Agony of the leaves: This is when tightly coiled tea leaves reveal themselves by slowly unfurling during the steeping process.

Anhui: A province in China that produces tea such as Keemun.

Antioxidant: A compound which slows the oxidation process.

Aroma: This is the smell given off by the infused tea leaves and the resulting liquor. Also called the “nose”.

Assam: A strong, full-bodied tea with a rich flavour named after the growing region in India. Quite often used in blends such as English Breakfast.

Assamica: A variety of Camellia sinensis. Referred to as Camellia sinensis var. assamica.

Astringent: Describing a sharp, dry taste in the mouth from the liquor. This is caused by unoxidized polyphenols.

Autumnal: Describes teas harvested in cooler weather during the late season. This is often associated to teas from India.

Friday, May 13, 2016

Tea Readings: Good luck drinking that brew!

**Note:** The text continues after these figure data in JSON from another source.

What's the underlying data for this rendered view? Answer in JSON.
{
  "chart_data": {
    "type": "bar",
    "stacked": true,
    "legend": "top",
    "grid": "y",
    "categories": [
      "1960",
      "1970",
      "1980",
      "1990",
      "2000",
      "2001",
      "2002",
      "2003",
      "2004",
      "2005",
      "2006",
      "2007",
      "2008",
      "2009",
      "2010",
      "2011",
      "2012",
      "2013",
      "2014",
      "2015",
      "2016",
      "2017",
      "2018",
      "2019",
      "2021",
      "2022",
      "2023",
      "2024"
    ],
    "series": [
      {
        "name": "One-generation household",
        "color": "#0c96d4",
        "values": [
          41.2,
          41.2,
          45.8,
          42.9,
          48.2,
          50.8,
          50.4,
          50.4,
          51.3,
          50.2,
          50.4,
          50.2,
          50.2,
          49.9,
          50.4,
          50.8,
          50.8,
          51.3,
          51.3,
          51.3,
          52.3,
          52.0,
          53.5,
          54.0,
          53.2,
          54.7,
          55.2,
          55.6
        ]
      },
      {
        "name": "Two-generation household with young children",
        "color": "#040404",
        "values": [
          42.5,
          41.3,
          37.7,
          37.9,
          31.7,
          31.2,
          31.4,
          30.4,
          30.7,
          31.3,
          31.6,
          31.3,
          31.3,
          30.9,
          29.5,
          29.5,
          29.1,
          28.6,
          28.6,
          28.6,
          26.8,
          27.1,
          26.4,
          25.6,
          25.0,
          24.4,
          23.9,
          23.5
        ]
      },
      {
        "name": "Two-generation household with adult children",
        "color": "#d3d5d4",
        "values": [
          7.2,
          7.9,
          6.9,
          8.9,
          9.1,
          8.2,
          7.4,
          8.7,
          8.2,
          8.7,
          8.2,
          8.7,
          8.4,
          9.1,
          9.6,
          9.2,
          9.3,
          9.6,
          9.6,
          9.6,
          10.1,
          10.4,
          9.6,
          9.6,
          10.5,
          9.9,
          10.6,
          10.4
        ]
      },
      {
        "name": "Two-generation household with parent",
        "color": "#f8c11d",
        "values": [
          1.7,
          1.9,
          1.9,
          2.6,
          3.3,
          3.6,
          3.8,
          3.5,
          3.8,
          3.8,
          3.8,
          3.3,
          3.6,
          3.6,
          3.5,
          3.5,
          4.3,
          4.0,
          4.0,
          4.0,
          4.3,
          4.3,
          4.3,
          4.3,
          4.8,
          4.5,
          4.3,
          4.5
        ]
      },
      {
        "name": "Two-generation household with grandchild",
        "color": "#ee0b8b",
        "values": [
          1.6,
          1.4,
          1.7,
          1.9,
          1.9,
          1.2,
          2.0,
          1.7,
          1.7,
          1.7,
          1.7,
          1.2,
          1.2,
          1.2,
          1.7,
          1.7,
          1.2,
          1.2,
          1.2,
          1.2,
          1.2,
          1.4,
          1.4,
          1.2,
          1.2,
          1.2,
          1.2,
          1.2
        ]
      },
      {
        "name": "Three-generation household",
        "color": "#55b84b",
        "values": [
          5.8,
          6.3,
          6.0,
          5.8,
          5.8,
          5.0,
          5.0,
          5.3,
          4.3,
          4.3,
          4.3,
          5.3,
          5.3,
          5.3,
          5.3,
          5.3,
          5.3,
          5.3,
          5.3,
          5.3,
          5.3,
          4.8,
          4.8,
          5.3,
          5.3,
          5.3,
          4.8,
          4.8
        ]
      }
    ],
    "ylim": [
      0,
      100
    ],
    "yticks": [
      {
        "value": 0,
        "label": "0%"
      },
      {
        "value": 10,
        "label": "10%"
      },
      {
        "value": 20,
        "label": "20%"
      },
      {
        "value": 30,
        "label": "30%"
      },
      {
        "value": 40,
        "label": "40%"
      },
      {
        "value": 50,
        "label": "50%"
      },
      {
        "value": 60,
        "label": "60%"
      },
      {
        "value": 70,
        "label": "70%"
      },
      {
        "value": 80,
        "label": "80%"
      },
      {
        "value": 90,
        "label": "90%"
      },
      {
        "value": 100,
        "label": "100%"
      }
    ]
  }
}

Tea has a very fascinating history. It’s been around for thousands of years, so there are bound to be many stories surrounding my beloved beverage! Tea is deeply seeded within religion, conflict, and even politics. Many facts, legends, and myths, are associated to tea. The many rituals and protocols in both the Afternoon Tea and Japanese Tea Ceremony alone account for a variety of tales. 

I thought it was so fitting on this day of Friday the 13th to share some superstitions involving tea. Some are strange, some will make you smile. Still, there are some that will have you thinking. I know I’ve been re-thinking the way I make my tea! Have a good chuckle, and, may a cup of tea bring you an abundance of success!

  • Consider it good luck if you’ve spilled some tea while making it.
  • A stranger may bring you some bad news if you’ve forgotten to place the lid on the teapot. 
  • You may remain single if you put the milk in your tea before the sugar.
  • Two teaspoons, accidentally placed together on the same saucer, may indicate an upcoming wedding or even a pregnancy with the possibility of having twins.
  • If two women pour tea from the same teapot, one of them may have a baby within the year.
  • If a man and a woman take turns pouring tea, they may have a child born to them.
  • If a female visitor pours tea from another woman's teapot in her house, both women may experience bad luck or one of them may have a baby within the year.
  • A secret may be revealed if some tea spills from the spout of the teapot while it’s being carried.
  • Someone may be sweet on you if some sugar remains undissolved at the bottom of your cup.
  • Stirring the pot counter-clockwise may stir up some trouble with a friend.
  • You may have an argument with someone if you stir the pot before pouring from it. 
  • It is considered unlucky to stir tea with anything other than a spoon.
  • If you brew a stronger tea than usual, you may form a new friendship.
  • If you brew a weaker tea than usual, you may end a friendship.
  • It’s a bad omen to forget to put the tea leaves into the pot before pouring boiling water in it.
  • Bubbles stuck to the side of the cup may indicate a developing romance. Each bubble represents a kiss.
  • Floating bubbles that can be slurped without touching the sides of the cup, indicate that you may receive a letter in the mail.
  • Floating bubbles in the middle suggests you may become rich. The more the bubbles, the greater the wealth.
  • Small particles of tea leaves that float to the top may indicate a visit from a stranger or a lover.
  • The more tea leaves you have in your teacup, a much fuller life you will have.
  • Accidentally dropping some loose leaf tea in your home may bring good luck.
  • If you accidentally dropped a teaspoon on the floor, a child will visit your home.
  • You may lose something within a week if the tag on a teabag falls off while it’s in your cup.